8. Je me reconnais moi aussi comme un athée du “Dieu” nié par les athées d’hier ou d’aujourd’hui, mais je pense que le mot Dieu ne désigne ou ne suggère pas seulement ce que la religion dogmatique affirme et l’athéisme dogmatique nie.

Lorsque je dis “Dieu”, je fais mienne la distinction courante en linguistique entre le « signifié » (la représentation mentale) du terme – qui peut être différent pour chacun – et le « référent » – qui transcende tous les concepts et leurs significations – . Quand je dis “Dieu”, je me réfère à la Réalité première ou ultime ; non pas à une certaine réalité à côté d’autres réalités, non pas à une Entité ou une Forme, non pas à Quelque chose ou Quelqu’un, à un objet distinct d’autres objets, mais à Celle/Celui/Cela – au-delà de toute genre et de tout nombre – qui fait que tout ce qui est réel est, que tout devient, que tout se fait ; au Fondement de tout ce qui est réel, qui est en tout, qui n’est rien de rien, mais le Rien qui est Tout en tout.

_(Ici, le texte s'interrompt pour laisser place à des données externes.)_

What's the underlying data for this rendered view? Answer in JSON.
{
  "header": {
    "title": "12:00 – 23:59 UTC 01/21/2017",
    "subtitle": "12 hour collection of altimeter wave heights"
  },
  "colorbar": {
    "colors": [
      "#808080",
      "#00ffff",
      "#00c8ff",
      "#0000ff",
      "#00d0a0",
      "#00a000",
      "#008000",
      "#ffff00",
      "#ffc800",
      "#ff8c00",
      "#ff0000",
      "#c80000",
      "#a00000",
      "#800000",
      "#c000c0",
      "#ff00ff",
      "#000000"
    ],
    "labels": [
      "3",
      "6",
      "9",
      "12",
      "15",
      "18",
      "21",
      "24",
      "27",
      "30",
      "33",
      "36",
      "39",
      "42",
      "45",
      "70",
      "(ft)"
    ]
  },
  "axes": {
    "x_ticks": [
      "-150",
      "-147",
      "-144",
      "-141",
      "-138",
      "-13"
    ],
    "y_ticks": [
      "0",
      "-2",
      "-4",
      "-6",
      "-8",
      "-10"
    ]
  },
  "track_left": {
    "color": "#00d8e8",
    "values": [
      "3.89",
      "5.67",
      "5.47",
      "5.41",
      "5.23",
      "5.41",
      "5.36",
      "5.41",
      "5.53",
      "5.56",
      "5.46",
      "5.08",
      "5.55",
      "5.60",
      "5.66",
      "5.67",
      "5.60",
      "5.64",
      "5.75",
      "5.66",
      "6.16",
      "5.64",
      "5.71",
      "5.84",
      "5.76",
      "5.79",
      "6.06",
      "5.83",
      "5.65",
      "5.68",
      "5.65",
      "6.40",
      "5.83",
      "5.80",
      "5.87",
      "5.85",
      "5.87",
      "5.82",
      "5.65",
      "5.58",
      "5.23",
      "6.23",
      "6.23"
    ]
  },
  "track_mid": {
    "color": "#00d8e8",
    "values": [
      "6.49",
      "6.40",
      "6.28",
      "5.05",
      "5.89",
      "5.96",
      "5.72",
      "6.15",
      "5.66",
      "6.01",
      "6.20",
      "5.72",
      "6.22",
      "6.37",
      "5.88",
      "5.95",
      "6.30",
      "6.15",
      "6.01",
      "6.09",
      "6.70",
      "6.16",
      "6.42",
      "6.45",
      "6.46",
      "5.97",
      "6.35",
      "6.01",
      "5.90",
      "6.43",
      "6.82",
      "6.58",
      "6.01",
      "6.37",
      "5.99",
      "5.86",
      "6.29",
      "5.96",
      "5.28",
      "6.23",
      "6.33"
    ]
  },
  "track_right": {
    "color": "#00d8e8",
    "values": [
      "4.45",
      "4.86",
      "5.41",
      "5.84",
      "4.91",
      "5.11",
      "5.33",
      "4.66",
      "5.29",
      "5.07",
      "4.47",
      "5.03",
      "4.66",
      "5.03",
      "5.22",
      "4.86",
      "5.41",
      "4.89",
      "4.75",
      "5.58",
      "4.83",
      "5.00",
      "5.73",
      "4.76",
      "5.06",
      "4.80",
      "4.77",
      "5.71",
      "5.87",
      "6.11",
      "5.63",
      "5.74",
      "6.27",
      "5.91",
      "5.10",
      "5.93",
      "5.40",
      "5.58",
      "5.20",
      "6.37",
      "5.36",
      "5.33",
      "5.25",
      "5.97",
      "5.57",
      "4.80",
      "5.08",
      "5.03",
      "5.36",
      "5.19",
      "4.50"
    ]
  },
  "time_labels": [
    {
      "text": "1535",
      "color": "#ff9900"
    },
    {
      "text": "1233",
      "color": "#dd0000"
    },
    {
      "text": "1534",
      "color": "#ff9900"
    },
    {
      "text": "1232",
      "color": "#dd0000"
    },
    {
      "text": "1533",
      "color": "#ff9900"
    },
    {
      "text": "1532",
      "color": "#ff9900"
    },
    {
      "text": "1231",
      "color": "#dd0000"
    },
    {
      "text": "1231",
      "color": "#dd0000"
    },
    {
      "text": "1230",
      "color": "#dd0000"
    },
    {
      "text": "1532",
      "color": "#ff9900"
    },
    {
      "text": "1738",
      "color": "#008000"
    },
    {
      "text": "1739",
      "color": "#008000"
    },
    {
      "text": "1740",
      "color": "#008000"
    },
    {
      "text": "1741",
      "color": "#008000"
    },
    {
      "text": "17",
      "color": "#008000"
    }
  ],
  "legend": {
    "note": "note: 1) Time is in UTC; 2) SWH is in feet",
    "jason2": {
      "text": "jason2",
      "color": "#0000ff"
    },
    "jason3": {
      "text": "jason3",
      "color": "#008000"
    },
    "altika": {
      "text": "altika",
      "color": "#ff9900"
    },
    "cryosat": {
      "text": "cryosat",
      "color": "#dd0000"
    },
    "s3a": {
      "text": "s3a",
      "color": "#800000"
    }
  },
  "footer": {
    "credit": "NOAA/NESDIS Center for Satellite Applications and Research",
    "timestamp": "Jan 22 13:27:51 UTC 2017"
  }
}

Quand je dis “Dieu”, je ne veux pas dire “une Personne Absolue” distincte des autres personnes, de sorte que “Dieu” et moi serions deux, mais l’Intériorité sans extériorité, l’Altérité sans division, le Tu qui est chaque Je pour lui-même, au Je que nous trouvons en chaque Tu – dans une personne, dans un chien, dans une feuille, dans une goutte d’eau -, à Celle/Celui/Cela qui n’est ni “personnel” ni “impersonnel”, mais plus que personnel, “suprapersonnel” ou “transpersonnel” (comme l’enseignent Tillich, Schillebeeckx, Küng…).

Quand je dis “Dieu”, j’entends la Relation universelle qui fonde et soutient tous les êtres, qui fait que toutes les choses sont unies et que chaque chose est aussi Tout. Au Mystère de la Relation que je peux invoquer comme le Tu originel, le Tu le plus profond, le Tu suprapersonnel que j’admire, que je révère et que j’invoque dans chaque Tu : dans le visage humain et dans chaque animal, dans l’arbre, la fontaine, la montagne et le firmament sans fin.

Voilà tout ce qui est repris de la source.